Nothing is so fatiguing as the eternal hanging on of an uncompleted task. ~William James

Tuesday, July 20, 2010

Procrastinating 101: Slowing it Down

In beginning to think about today's post, I Googled "slowing down" and found this wonderful post on, of all things, "Slowing Down," on one of my favorite sites--1000 Awesome Things.   But its focus is a bit different from the one I have in mind.  


Having finished reading and summarizing Neil Fiore's book The Now Habit:  A Strategic Program for Overcoming Procrastination and Enjoying Guilt-Free Play over the last couple of months of Tuesday Procrastinating 101 posts, I am ready to move on.  Not that I have mastered The Now Habit.  I will continue working with Fiore's ideas and methods for some time to come.  But I intend Put it to Bed's learning about productivity issues to be eclectic.  And I have unearthed from my basement study a book purchased some time back and never opened, which has begun calling to me.   It is Slow Down...and get More Done, by Marshall J. Cook.  (I don't remember when or where I purchased it, but it is in pristine condition, despite having been published the same year that my youngest child was born--now seventeen years ago!  So clearly, I did not rush to read it!)


I am not committing to a chapter-by-chapter approach with this one, but plan to share what strikes me as useful/significant as I make my way through the book.


For today, I offer these nuggets from Cook's introduction.  The first is his assertion that
"You can slow down, reclaim your life, and still get everything done that needs doing."


The rest are a list of questions "to get [us] started."  Cook suggests we keep a notebook handy as we consider the ideas in his book.  (I love it when an author tells me to gather pencil and paper materials for working through a book.  It feeds my stationery fetish, and makes me remember the thrill of a new semester and its promise of evolving mastery of new realms.)  Cook asks us to "take a few moments now to think about these questions and to write an initial response in [our] notebook."

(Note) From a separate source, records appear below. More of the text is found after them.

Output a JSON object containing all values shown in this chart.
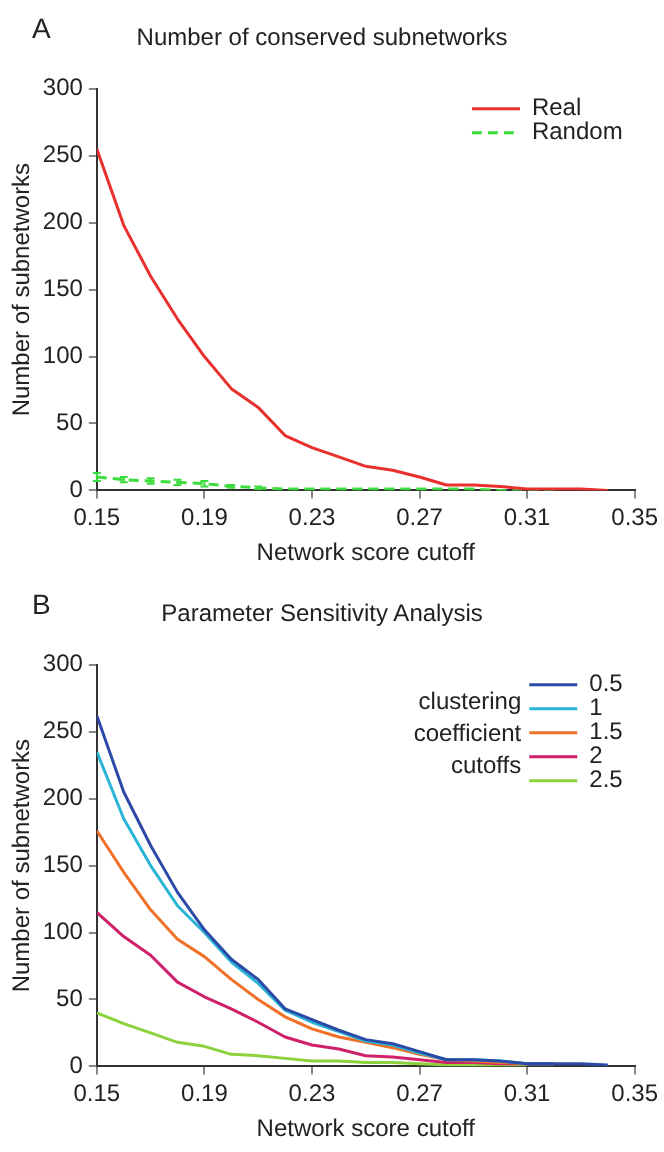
{
  "chart_data": [
    {
      "type": "line",
      "title": "Number of conserved subnetworks",
      "xlabel": "Network score cutoff",
      "ylabel": "Number of subnetworks",
      "annotations": [
        "A"
      ],
      "x": [
        0.15,
        0.16,
        0.17,
        0.18,
        0.19,
        0.2,
        0.21,
        0.22,
        0.23,
        0.24,
        0.25,
        0.26,
        0.27,
        0.28,
        0.29,
        0.3,
        0.31,
        0.32,
        0.33,
        0.34
      ],
      "series": [
        {
          "name": "Real",
          "color": "#e8312f",
          "line_style": "solid",
          "values": [
            255,
            198,
            160,
            128,
            100,
            76,
            62,
            41,
            32,
            25,
            18,
            15,
            10,
            4,
            4,
            3,
            1,
            1,
            1,
            0
          ]
        },
        {
          "name": "Random",
          "color": "#3ddc3d",
          "line_style": "dashed",
          "values": [
            10,
            8,
            7,
            6,
            5,
            3,
            2,
            1,
            1,
            1,
            1,
            1,
            1,
            1,
            1,
            0,
            0,
            0,
            null,
            null
          ],
          "errors": [
            3,
            2,
            2,
            2,
            2,
            1,
            1,
            null,
            null,
            null,
            null,
            null,
            null,
            null,
            null,
            null,
            null,
            null,
            null,
            null
          ]
        }
      ],
      "xlim": [
        0.15,
        0.35
      ],
      "xticks": [
        0.15,
        0.19,
        0.23,
        0.27,
        0.31,
        0.35
      ],
      "ylim": [
        0,
        300
      ],
      "yticks": [
        0,
        50,
        100,
        150,
        200,
        250,
        300
      ],
      "grid": false,
      "legend": "top right",
      "marker": "none"
    },
    {
      "type": "line",
      "title": "Parameter Sensitivity Analysis",
      "xlabel": "Network score cutoff",
      "ylabel": "Number of subnetworks",
      "legend_title": "clustering coefficient cutoffs",
      "annotations": [
        "B"
      ],
      "x": [
        0.15,
        0.16,
        0.17,
        0.18,
        0.19,
        0.2,
        0.21,
        0.22,
        0.23,
        0.24,
        0.25,
        0.26,
        0.27,
        0.28,
        0.29,
        0.3,
        0.31,
        0.32,
        0.33,
        0.34
      ],
      "series": [
        {
          "name": "0.5",
          "color": "#2b4aa8",
          "values": [
            262,
            205,
            165,
            130,
            102,
            80,
            65,
            43,
            35,
            27,
            20,
            17,
            11,
            5,
            5,
            4,
            2,
            2,
            2,
            1
          ]
        },
        {
          "name": "1",
          "color": "#2ab4d6",
          "values": [
            235,
            185,
            150,
            120,
            100,
            78,
            62,
            42,
            33,
            26,
            19,
            16,
            10,
            5,
            5,
            4,
            2,
            2,
            null,
            null
          ]
        },
        {
          "name": "1.5",
          "color": "#f07028",
          "values": [
            176,
            145,
            117,
            95,
            82,
            65,
            50,
            37,
            28,
            22,
            18,
            14,
            9,
            5,
            4,
            3,
            2,
            2,
            null,
            null
          ]
        },
        {
          "name": "2",
          "color": "#d0206a",
          "values": [
            115,
            97,
            83,
            63,
            52,
            43,
            33,
            22,
            16,
            13,
            8,
            7,
            5,
            3,
            3,
            2,
            2,
            2,
            null,
            null
          ]
        },
        {
          "name": "2.5",
          "color": "#8cd23c",
          "values": [
            40,
            32,
            25,
            18,
            15,
            9,
            8,
            6,
            4,
            4,
            3,
            3,
            2,
            1,
            1,
            1,
            1,
            null,
            null,
            null
          ]
        }
      ],
      "xlim": [
        0.15,
        0.35
      ],
      "xticks": [
        0.15,
        0.19,
        0.23,
        0.27,
        0.31,
        0.35
      ],
      "ylim": [
        0,
        300
      ],
      "yticks": [
        0,
        50,
        100,
        150,
        200,
        250,
        300
      ],
      "grid": false,
      "legend": "top right",
      "marker": "none"
    }
  ]
}
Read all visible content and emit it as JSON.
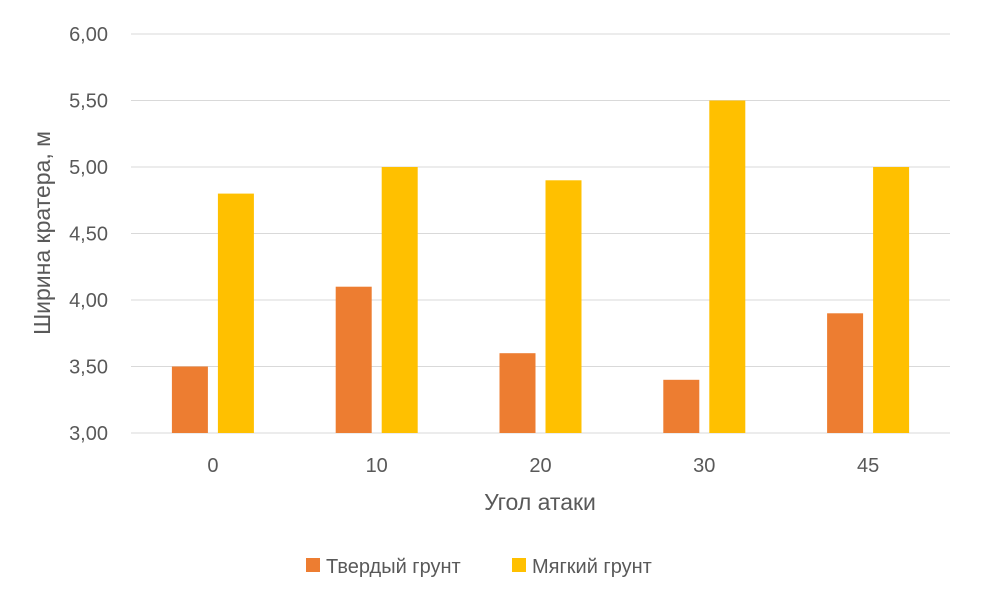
{
  "chart_data": {
    "type": "bar",
    "categories": [
      "0",
      "10",
      "20",
      "30",
      "45"
    ],
    "series": [
      {
        "name": "Твердый грунт",
        "color": "#ED7D31",
        "values": [
          3.5,
          4.1,
          3.6,
          3.4,
          3.9
        ]
      },
      {
        "name": "Мягкий грунт",
        "color": "#FFC000",
        "values": [
          4.8,
          5.0,
          4.9,
          5.5,
          5.0
        ]
      }
    ],
    "title": "",
    "xlabel": "Угол атаки",
    "ylabel": "Ширина кратера, м",
    "ylim": [
      3.0,
      6.0
    ],
    "yticks": [
      "3,00",
      "3,50",
      "4,00",
      "4,50",
      "5,00",
      "5,50",
      "6,00"
    ],
    "grid": true,
    "legend_position": "bottom"
  }
}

  • Would you like to change anything about the way you handle time?
  • What do you do now that you really don't want to do?
  • What would happen if you stopped doing it?
  • What would you rather be doing?
  • Can you start doing at least one of those things now?
  • Are you waiting for something to happen before you start doing what you want to do?
  • Do you really have to wait?
  • What's stopping you from living the way you want to live right now?
Of course, the class clown part of me came up with a set of flippant answers immediately.  But I plan to spend some time this afternoon, with a carefully selected and appropriately themed notebook--and maybe even a special colored pen!--doing as instructed.